Катарина нахмурилась и ткнула пальцем в нарисованный от руки овраг. Карта, казалось, сошла со страниц «Властелина колец»: если замок, то нарисован, словно в детской сказке, если река, то с крокодилами и чудо-рыбами, если лес, то с монстрами. В верхних углах щекастые ветры дуют, а снизу Бесконечный Змей — воплощение Бездны.
— Мимо Живодранки пойдём, — вслух размышляла храмовница. — Зря. Там чудовищный зверь живёт. Точных границ его владений никто не знает, и лагерь придётся ставить аж у Золотых родников, а это тоже проклятое место. Совсем не яси.
Она замолчала, и я задал давно интересовавший меня вопрос:
— Слушай, а магистрат, орден, королевская рать — они ничего не могут сделать с проклятыми местами? Они же жить мешают.
Катарина снова пожала плечами; будь у неё хвост, ещё б и им нервно дёрнула:
— Когда в соляных шахтах завёлся червь-пожиратель, положили кучу баб. Соль нужна, а кому нужен Золотой родник, в котором кончилось золото? Или, скажем, зверь. Вот появится он, пометит чью-то телегу, ну, утащит корову или пьянчугу. А загнать его в пещеру — ещё неизвестно, скольких порвёт. Это не яси. А магии он не боится.
— А Гнилой Березняк?
— Пустить туда на убой целую терцию и десяток магинь? А кому это надо? — хмыкнула девушка. — Проще обойти. А прямо по краю идут спешащие скоротать несколько дней пути.
— Нет, ну в тот раз духи в город полезли.

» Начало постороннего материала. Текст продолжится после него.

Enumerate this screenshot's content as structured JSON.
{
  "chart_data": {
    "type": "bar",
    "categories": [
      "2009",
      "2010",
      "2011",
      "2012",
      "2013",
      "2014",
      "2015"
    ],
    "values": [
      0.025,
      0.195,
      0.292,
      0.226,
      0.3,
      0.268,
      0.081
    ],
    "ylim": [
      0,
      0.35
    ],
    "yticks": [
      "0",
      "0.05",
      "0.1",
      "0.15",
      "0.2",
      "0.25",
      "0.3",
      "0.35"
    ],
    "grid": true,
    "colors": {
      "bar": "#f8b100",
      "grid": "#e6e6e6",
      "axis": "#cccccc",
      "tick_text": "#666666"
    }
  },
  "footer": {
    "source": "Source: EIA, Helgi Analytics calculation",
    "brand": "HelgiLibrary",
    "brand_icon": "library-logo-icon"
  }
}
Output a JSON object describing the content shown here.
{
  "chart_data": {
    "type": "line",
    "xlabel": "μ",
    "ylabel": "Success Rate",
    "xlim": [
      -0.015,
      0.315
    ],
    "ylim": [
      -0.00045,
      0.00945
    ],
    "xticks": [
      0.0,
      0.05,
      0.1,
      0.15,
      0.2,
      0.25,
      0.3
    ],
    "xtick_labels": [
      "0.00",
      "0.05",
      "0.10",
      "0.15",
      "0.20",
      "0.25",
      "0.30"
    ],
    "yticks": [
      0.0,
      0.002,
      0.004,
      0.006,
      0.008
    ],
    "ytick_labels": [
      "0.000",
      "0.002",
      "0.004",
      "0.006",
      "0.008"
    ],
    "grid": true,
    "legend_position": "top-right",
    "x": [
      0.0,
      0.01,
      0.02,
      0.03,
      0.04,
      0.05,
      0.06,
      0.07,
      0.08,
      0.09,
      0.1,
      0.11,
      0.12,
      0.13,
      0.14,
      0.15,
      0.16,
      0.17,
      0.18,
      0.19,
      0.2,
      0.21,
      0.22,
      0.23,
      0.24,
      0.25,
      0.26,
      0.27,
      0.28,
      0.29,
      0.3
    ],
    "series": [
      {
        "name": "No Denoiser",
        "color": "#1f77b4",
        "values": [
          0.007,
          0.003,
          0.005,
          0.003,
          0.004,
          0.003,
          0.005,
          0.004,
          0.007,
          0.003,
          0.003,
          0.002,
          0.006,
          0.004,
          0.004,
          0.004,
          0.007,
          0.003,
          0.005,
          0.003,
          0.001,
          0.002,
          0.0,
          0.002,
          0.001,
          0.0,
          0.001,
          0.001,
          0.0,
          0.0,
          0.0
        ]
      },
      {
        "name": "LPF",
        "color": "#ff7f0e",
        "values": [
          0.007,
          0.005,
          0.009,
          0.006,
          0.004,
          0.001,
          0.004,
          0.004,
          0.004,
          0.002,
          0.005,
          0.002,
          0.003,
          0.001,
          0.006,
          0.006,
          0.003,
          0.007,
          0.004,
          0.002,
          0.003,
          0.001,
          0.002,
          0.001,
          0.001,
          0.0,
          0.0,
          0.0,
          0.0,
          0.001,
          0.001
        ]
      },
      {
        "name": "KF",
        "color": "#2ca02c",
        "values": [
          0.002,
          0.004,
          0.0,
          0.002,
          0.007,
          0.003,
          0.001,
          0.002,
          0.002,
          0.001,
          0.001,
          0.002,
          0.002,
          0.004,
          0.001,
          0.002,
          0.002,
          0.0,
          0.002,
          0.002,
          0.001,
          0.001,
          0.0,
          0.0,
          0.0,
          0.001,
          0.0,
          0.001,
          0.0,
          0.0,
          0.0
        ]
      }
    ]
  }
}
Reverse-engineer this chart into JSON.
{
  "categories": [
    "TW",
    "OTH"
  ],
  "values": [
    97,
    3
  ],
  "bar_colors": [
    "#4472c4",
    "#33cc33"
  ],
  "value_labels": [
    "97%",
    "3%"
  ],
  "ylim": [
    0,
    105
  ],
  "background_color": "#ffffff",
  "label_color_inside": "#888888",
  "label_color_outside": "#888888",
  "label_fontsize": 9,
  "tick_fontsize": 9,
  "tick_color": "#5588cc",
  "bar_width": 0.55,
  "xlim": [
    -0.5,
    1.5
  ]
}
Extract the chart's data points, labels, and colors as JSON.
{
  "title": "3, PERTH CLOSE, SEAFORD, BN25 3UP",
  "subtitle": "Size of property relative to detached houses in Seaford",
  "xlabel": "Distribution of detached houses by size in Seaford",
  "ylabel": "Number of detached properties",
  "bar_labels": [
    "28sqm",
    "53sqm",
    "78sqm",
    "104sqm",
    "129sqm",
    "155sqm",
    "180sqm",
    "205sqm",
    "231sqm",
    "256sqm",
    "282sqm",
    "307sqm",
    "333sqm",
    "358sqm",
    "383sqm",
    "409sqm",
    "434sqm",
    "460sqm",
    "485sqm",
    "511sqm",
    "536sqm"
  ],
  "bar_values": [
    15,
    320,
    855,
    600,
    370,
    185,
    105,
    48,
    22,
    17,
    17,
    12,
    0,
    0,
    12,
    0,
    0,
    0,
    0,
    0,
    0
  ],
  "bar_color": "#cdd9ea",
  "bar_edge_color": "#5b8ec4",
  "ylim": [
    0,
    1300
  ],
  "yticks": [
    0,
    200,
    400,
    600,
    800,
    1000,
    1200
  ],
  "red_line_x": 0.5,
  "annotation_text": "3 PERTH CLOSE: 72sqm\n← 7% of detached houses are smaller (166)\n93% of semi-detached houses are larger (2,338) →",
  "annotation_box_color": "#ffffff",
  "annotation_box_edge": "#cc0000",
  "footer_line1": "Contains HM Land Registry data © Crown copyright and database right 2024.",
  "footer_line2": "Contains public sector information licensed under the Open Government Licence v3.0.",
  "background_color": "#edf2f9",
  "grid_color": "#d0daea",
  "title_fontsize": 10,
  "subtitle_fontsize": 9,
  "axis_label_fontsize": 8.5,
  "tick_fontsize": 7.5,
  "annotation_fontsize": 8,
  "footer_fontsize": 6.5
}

Погибли люди.
— Из-за наводнений и лесных пожаров тоже гибнут, но города что-то не переносят, — ответила она, а потом подняла голову. — Идут. К нам идут.
Катарина встала со слегка скрипнувшей кровати, потянулась было за ночнушкой, но передумала и в чём мать родила пошла к двери, прихватив лишь кинжал. Я не стал останавливать, ибо ей виднее.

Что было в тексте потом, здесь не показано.